About half of my respondents, meanwhile, reported experiencing no antisemitic discrimination in Uzbekistan. Sophia Abidor, for instance, attended Tashkent Medical University from 1942–43, where “most of the students were Uzbek... I didn’t face any anti-Semitism during my evacuation.” Malea Veselnitskaya notes something similar: “The local population in Tashkent was friendly. We got along well with Uzbeks, Tajiks, Russians and Ukrainians.” While this sentiment is hard to square with reports of widespread antisemitism, it could suggest the local population’s willingness to positively engage with the cultures of other nationalities, beyond or perhaps outside the ideological framework of “friendship of the peoples.” 

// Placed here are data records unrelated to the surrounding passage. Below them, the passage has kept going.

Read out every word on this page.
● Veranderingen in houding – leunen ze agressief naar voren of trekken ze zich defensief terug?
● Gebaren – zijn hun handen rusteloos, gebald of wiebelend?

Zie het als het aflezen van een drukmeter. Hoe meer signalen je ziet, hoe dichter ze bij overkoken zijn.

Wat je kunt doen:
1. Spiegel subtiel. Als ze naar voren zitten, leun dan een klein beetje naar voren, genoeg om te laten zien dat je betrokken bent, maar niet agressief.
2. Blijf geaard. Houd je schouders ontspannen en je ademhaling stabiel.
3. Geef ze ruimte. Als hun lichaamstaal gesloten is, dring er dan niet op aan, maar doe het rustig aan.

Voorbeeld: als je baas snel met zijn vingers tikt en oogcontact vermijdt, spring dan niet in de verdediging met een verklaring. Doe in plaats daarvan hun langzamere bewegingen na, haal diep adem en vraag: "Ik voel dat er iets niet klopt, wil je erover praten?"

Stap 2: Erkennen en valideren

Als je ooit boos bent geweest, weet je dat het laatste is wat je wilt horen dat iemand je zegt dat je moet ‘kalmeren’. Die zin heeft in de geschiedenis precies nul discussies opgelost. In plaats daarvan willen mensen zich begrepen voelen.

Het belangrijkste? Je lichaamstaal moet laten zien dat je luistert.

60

Moreover, given the focus on narratives of rising antisemitism in the work of many Jewish oral history organizations, the absence of such themes in evacuees’ testimonies suggests that antisemitism was not rampant in evacuation—even if “friendship of the peoples” as such was not, either. However fraught with potential social complications, evacuation seems to have encouraged interethnic friendship and cultural exchange.